ZivilCourage Nr. 4 - September 2009
Das Magazin für Pazifismus und Antimilitarismus der DFG-VK

Rüstungsgeschäfte laufen trotz Wirtschaftskrise prächtig
Deutsche Rüstungsfirmen machen Rekordgewinne

Von Jürgen Grässlin


Wirtschaftskrise? Firmenzusammenbrüche? Massenentlassungen? Nichts von alledem kennzeichnet die wirtschaftliche Lage führender deutscher Rüstungskonzerne. In Zeiten allgemeiner Rezession laufen die Waffengeschäfte dank einer großzügigen Exportförderungspolitik der Bundesregierung und personell chronisch unterbesetzter Rüstungskontrollbehörden wie geschmiert. In der Folge hat sich Deutschland, nach den USA und Russland, endgültig auf Platz 3 der Weltwaffenexporteure etabliert. Wie das Stockholmer Friedensforschungsinstitut Sipri dokumentierte, stiegen die deutschen Rüstungsausfuhren in den letzten fünf Jahren um rund 70 %, der Weltmarktanteil am Waffenhandel konnte von sieben auf 10 % ausgebaut werden.

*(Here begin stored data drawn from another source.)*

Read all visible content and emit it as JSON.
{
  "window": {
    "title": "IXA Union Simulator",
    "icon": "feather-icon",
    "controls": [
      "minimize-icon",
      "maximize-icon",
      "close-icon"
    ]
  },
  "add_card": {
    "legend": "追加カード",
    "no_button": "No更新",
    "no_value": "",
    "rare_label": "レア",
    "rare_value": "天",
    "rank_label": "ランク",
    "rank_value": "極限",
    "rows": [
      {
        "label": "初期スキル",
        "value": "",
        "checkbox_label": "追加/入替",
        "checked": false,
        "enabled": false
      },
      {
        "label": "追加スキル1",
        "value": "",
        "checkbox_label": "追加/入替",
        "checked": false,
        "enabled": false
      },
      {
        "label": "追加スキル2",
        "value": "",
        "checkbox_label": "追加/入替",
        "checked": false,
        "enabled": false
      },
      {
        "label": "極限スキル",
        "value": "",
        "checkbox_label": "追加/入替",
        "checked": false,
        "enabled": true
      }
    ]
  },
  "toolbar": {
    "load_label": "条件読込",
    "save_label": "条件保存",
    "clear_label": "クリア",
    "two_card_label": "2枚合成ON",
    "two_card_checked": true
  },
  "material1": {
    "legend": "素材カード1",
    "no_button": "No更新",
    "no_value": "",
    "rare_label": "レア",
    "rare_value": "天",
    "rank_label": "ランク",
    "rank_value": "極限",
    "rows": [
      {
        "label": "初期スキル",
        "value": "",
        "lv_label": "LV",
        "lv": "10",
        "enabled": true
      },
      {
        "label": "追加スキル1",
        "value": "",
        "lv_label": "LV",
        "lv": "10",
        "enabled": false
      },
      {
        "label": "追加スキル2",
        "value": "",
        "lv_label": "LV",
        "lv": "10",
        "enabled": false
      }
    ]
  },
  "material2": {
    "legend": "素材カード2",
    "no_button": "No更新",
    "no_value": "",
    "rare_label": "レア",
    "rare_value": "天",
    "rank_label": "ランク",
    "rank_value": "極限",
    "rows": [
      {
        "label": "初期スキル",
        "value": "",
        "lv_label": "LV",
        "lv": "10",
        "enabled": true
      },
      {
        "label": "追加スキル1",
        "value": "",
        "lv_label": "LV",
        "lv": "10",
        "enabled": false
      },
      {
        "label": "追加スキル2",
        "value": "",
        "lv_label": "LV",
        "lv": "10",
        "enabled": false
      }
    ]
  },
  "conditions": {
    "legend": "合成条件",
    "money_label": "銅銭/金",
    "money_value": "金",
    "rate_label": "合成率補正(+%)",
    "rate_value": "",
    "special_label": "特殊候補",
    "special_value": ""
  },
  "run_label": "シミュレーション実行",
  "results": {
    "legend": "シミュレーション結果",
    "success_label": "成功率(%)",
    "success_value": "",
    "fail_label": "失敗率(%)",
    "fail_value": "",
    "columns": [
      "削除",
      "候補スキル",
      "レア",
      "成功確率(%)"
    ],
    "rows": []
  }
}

Bei der European Aeronautics Defence and Space Company (EADS) hat sich Aufbruchsstimmung breit gemacht. Größte Anteilseigner sind der deutsche Automobil- und Rüstungsriese Daimler und Sogeade (Lagardère und die französische Staatsholding Sogepa) mit je 22,5 %. Die spanische Staatsholding SEPI hält 5,49 % des Kapitals. Bei ihren Kriegseinsätzen kämpfen die deutschen, französischen und spanischen Streitkräfte dementsprechend mit Waffen der EADS.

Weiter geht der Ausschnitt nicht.